We let him pass because it seems the wisest thing. Antonia and I start talking about what you do with books and movies that completely write God out of the story. We're in the thick of it, about to get on the major section of highway, when the guy in the pickup further down the road spins out of control and up onto the side of the highway, then back over four lanes of slippery wet pavement.
"Christ have mercy. Christ have mercy. Christ have mercy." I breathe it over and over again as I slow my own car. They are the first words out of my mouth. Words I learned from the liturgy. Prayer I learned from the liturgy. I raise my hand in the sign of peace, which you point toward those sitting too far away from you in church during the passing of the peace, the welcome, and I send peace toward the spinning car while I subconsciously ready myself to pull over and dial 911.
But there are ordinary miracles. The man gets control of his pickup. He sits stunned on the far left shoulder of the highway, hazards on, and then come his lights. The cars around us have slowed and no one, save for being rattled, has been hurt. After a moment, the driver of the pickup puts it into gear and lurches on into the night. We follow his lead and go about our way.
"Thanks be to God."
It's a few days later, on my way home from University. I'm on the highway when everything suddenly comes to a halt. I've kept a safe distance from the car in front of me, but the person behind me doesn't look like they have, so when I have to slam the breaks I let the words fly, "S---! S---! S---! S---! S---! S---! S---! S---!"
Everything was fine. The car behind me stopped in time and, except for a few seconds of inconvenience, there was no harm done.
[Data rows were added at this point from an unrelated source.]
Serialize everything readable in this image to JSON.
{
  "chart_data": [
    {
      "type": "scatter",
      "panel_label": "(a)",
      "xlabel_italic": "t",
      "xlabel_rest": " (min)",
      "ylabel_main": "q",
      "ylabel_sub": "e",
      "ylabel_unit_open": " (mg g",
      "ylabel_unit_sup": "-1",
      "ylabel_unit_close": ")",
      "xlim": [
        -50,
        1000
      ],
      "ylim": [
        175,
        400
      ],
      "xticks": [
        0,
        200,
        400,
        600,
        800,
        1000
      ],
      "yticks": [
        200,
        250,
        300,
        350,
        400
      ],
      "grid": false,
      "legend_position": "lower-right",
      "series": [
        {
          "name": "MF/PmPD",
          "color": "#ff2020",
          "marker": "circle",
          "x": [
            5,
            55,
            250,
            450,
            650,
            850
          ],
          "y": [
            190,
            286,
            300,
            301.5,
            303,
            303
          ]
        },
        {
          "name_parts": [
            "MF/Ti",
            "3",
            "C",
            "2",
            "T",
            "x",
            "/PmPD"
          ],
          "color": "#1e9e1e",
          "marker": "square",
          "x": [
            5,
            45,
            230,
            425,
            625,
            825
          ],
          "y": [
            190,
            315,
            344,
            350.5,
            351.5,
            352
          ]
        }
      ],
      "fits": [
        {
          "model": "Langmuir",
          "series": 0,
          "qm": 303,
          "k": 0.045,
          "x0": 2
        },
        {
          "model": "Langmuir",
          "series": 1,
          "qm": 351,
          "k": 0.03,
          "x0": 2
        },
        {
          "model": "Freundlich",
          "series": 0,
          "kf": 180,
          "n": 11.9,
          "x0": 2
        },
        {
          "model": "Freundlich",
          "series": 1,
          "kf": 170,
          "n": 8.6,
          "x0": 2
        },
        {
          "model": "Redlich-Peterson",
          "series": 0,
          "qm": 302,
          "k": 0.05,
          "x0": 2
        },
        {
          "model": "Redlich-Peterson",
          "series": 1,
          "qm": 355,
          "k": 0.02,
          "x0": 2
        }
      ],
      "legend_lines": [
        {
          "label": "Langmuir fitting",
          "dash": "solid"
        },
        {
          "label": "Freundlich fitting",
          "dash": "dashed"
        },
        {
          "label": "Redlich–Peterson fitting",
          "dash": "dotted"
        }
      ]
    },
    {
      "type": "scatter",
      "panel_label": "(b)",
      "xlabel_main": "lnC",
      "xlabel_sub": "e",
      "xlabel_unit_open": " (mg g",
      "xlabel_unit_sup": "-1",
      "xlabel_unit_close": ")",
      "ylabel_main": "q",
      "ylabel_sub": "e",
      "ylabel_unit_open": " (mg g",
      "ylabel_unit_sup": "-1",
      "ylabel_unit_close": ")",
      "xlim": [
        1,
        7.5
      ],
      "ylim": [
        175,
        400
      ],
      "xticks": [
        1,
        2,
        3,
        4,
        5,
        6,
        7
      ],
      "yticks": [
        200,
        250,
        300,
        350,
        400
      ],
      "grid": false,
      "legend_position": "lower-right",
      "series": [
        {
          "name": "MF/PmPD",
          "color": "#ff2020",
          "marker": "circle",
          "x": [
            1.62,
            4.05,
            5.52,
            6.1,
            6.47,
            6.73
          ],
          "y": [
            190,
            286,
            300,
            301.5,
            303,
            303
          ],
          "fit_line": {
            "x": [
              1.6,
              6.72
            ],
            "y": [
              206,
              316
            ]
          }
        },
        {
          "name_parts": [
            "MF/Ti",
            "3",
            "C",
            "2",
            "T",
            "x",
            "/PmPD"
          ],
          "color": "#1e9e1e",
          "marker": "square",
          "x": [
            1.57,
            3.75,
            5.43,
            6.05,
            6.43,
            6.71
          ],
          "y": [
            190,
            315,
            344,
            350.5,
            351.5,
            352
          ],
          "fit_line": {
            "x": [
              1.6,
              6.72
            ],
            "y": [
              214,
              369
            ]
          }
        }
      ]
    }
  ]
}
How did I go from Christ have mercy to S---! so quickly? I suppose this is why, beyond the big and obvious things, we pray Christ, have mercy. Because my vagabond heart is still learning to trust enough that He'll hear my prayer for myself as much as He will for others. That I pray for His mercy for the big, big sins, as much as I pray it over the moments of insecure and untrusting profanity chains.
There's grace for the road. Some days I know it better than others. Mercy.